Features:

Story Recipe: Using Census migration data to find out where young adults are moving

Where to find the data, how to explore it, and questions to ask to reproduce the story for your community

Posted on: August 2, 2022

A map showing that young adults who grow up in St. Louis tend to remain there. A recent data analysis found that 75% of people who lived in the area at age 16 still lived there at age 26. — Data from the Migration Patterns website shows that young adults who grow up in St. Louis tend to remain there.

The cliché about St. Louis is that upon first meeting you—no matter how old you are—people will always ask “Where did you go to high school?” Local high schools have their stereotypes, and the thought is where someone went to high school might reveal more about them than just what’s on their diploma. But the hidden assumption in the question is that they went to high school somewhere in St. Louis.

As a transplant, I’ve always been fascinated by this idea. So when I learned the Census was publishing some data that would show just where people were moving from and to, I couldn’t wait to dig in.

The story we found

Our reporting showed that indeed, people who were represented in the data largely stayed put in St. Louis: About 3 out of 4 who were here at age 16 were also here at age 26. This varied a bit by racial group, with the number a bit higher for Black residents, slightly lower for white residents and lower still for Asian and Hispanic residents. However—as the story notes—the population of Latinos and Asians has grown significantly in St. Louis since the studied time period, so it may not fully represent people living here now.

In addition to writing about the data, we chose to use two Sankey diagrams to show the population flow from and to St. Louis. These let the reader see people’s common origins and destinations, as well as the proportion of people who migrated to or from each place. To avoid making the charts too cluttered, we limited these to St. Louis itself, plus the 10 other most common origins or destinations.

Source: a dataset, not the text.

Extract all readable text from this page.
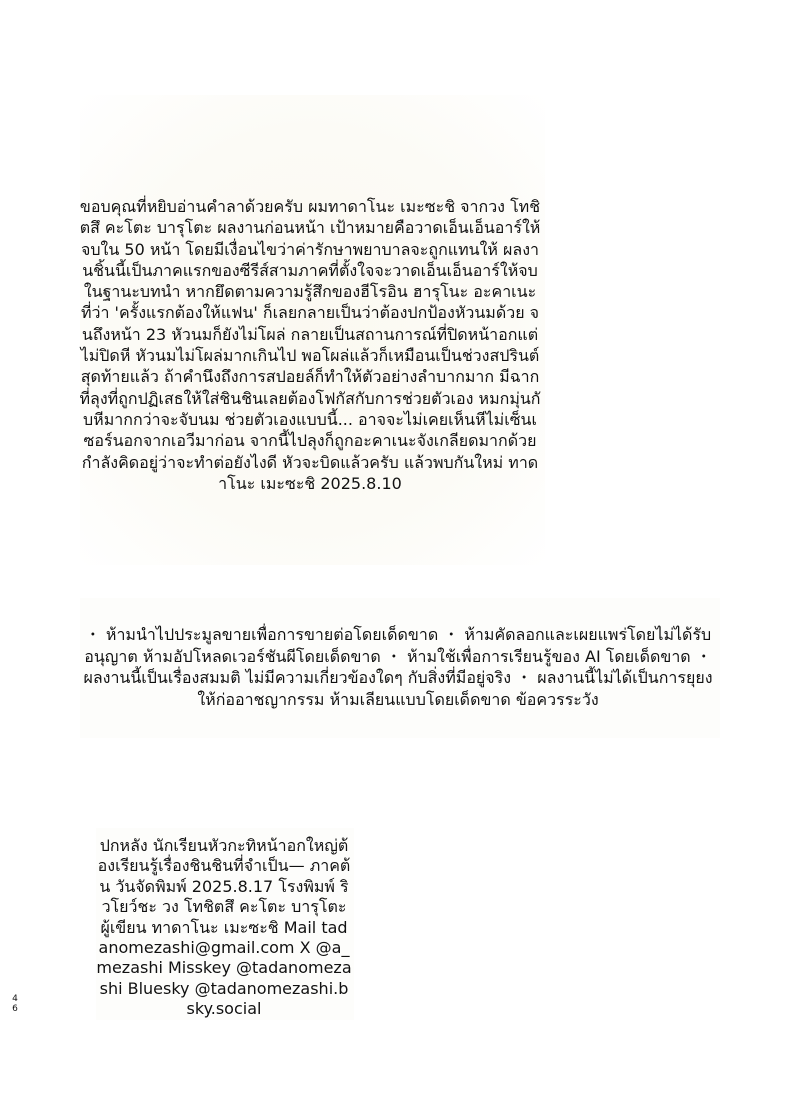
ขอบคุณที่หยิบอ่านคำลาด้วยครับ ผมทาดาโนะ เมะซะชิ จากวง โทชิตสึ คะโตะ บารุโตะ ผลงานก่อนหน้า เป้าหมายคือวาดเอ็นเอ็นอาร์ให้จบใน 50 หน้า โดยมีเงื่อนไขว่าค่ารักษาพยาบาลจะถูกแทนให้ ผลงานชิ้นนี้เป็นภาคแรกของซีรีส์สามภาคที่ตั้งใจจะวาดเอ็นเอ็นอาร์ให้จบ ในฐานะบทนำ หากยึดตามความรู้สึกของฮีโรอิน ฮารุโนะ อะคาเนะ ที่ว่า 'ครั้งแรกต้องให้แฟน' ก็เลยกลายเป็นว่าต้องปกป้องหัวนมด้วย จนถึงหน้า 23 หัวนมก็ยังไม่โผล่ กลายเป็นสถานการณ์ที่ปิดหน้าอกแต่ไม่ปิดหี หัวนมไม่โผล่มากเกินไป พอโผล่แล้วก็เหมือนเป็นช่วงสปรินต์สุดท้ายแล้ว ถ้าคำนึงถึงการสปอยล์ก็ทำให้ตัวอย่างลำบากมาก มีฉากที่ลุงที่ถูกปฏิเสธให้ใส่ชินชินเลยต้องโฟกัสกับการช่วยตัวเอง หมกมุ่นกับหีมากกว่าจะจับนม ช่วยตัวเองแบบนี้... อาจจะไม่เคยเห็นหีไม่เซ็นเซอร์นอกจากเอวีมาก่อน จากนี้ไปลุงก็ถูกอะคาเนะจังเกลียดมากด้วย กำลังคิดอยู่ว่าจะทำต่อยังไงดี หัวจะบิดแล้วครับ แล้วพบกันใหม่ ทาดาโนะ เมะซะชิ 2025.8.10

・ ห้ามนำไปประมูลขายเพื่อการขายต่อโดยเด็ดขาด ・ ห้ามคัดลอกและเผยแพร่โดยไม่ได้รับอนุญาต ห้ามอัปโหลดเวอร์ชันผีโดยเด็ดขาด ・ ห้ามใช้เพื่อการเรียนรู้ของ AI โดยเด็ดขาด ・ ผลงานนี้เป็นเรื่องสมมติ ไม่มีความเกี่ยวข้องใดๆ กับสิ่งที่มีอยู่จริง ・ ผลงานนี้ไม่ได้เป็นการยุยงให้ก่ออาชญากรรม ห้ามเลียนแบบโดยเด็ดขาด ข้อควรระวัง

ปกหลัง นักเรียนหัวกะทิหน้าอกใหญ่ต้องเรียนรู้เรื่องชินชินที่จำเป็น— ภาคต้น วันจัดพิมพ์ 2025.8.17 โรงพิมพ์ ริวโยว์ชะ วง โทชิตสึ คะโตะ บารุโตะ ผู้เขียน ทาดาโนะ เมะซะชิ Mail tadanomezashi@gmail.com X @a_mezashi Misskey @tadanomezashi Bluesky @tadanomezashi.bsky.social

46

How you can analyze the data

The data is available at https://migrationpatterns.org, using Census, HUD, and federal tax information to compare where young American adults lived at ages 16 and 26. (The analysis covers children born in 1984–1992: people who are now in their 30s.) There’s an interactive map if you want to explore the data or pull out a few top-line numbers quickly. But if you’re interested in digging in, scroll down to “Want to know more?” on that page, and click the “download the data” link.

You’ll get four files, plus a data dictionary. We primarily used the od_pooled.csv file, which has data for the population as a whole. If you’re interested in looking at the data segmented by race or income, you’ll need the other files. To see what things look like where you live:

1. Open the od_pooled.csv file in Excel.

This file lists pairs of “commuting zones”—the geography used in this analysis. It was a bit unfamiliar to me, but IPUMS has more info if you want to look into it further.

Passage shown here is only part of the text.